"Insightful, moving and occasionally funny, this council funeral officer’s account of what happens when you die without loved ones or money is completely compelling."
In Ashes to Admin, Evie King shares endlessly fascinating — and often unexpected — experiences from her job as a council funeral officer.
In technical parlance, Evie is responsible for “Section 46 funerals under the Public Health Act”. In lay terms, that means arranging funerals for people who die alone, without family or friends to arrange a funeral. In her straight-talking, informative introduction, Evie explains the process: “when a person dies in these circumstances, I get a call, typically from a care home, or a coroner, less typically from a relative”.

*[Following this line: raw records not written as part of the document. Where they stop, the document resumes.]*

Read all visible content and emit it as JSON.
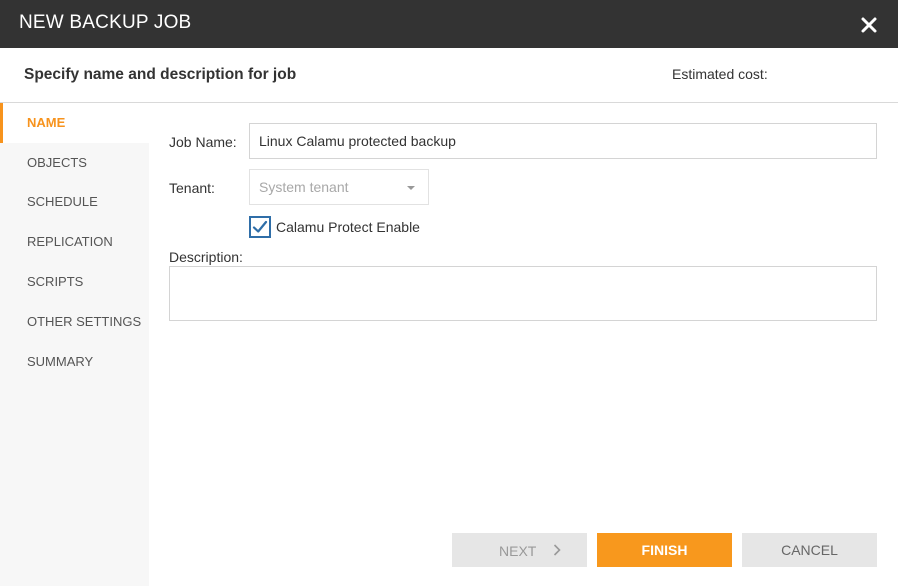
{
  "dialog": {
    "title": "NEW BACKUP JOB",
    "close_icon": "close-icon"
  },
  "header": {
    "step_title": "Specify name and description for job",
    "estimated_cost_label": "Estimated cost:"
  },
  "sidebar": {
    "items": [
      {
        "label": "NAME",
        "active": true
      },
      {
        "label": "OBJECTS",
        "active": false
      },
      {
        "label": "SCHEDULE",
        "active": false
      },
      {
        "label": "REPLICATION",
        "active": false
      },
      {
        "label": "SCRIPTS",
        "active": false
      },
      {
        "label": "OTHER SETTINGS",
        "active": false
      },
      {
        "label": "SUMMARY",
        "active": false
      }
    ]
  },
  "form": {
    "job_name_label": "Job Name:",
    "job_name_value": "Linux Calamu protected backup",
    "tenant_label": "Tenant:",
    "tenant_value": "System tenant",
    "calamu_label": "Calamu Protect Enable",
    "calamu_checked": true,
    "description_label": "Description:",
    "description_value": ""
  },
  "footer": {
    "next_label": "NEXT",
    "finish_label": "FINISH",
    "cancel_label": "CANCEL"
  },
  "colors": {
    "titlebar": "#333333",
    "accent": "#f8981d",
    "checkbox": "#2f6ea8"
  }
}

Significantly, she points out that “not everyone who has their funeral carried out under Section 46 is alone or estranged”, and notes that calls from relatives are on the rise. Given the cost of living crisis, and the fact that the average funeral costs around £4000, more and more people are finding it impossible to bear that cost. Heartbreakingly, she states that “Bereaved families come to councils as their last resort, often ashamed, their grief compounded by feelings of having failed their loved one”.

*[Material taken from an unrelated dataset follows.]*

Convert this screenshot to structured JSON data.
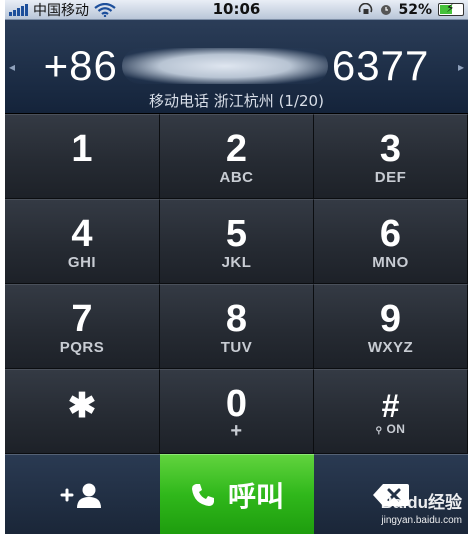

The chapters that follow, poignantly named after some of the individuals whose funerals Evie organised, and whose lives she here respects and honours, are filled with stirring details. Honest on how it feels, as an administrative official, to witness so many tragic lives, troubled lives, and lives that might have been different, and how it feels to be confronted by death so brutally on a daily basis, this is a uniquely absorbing read.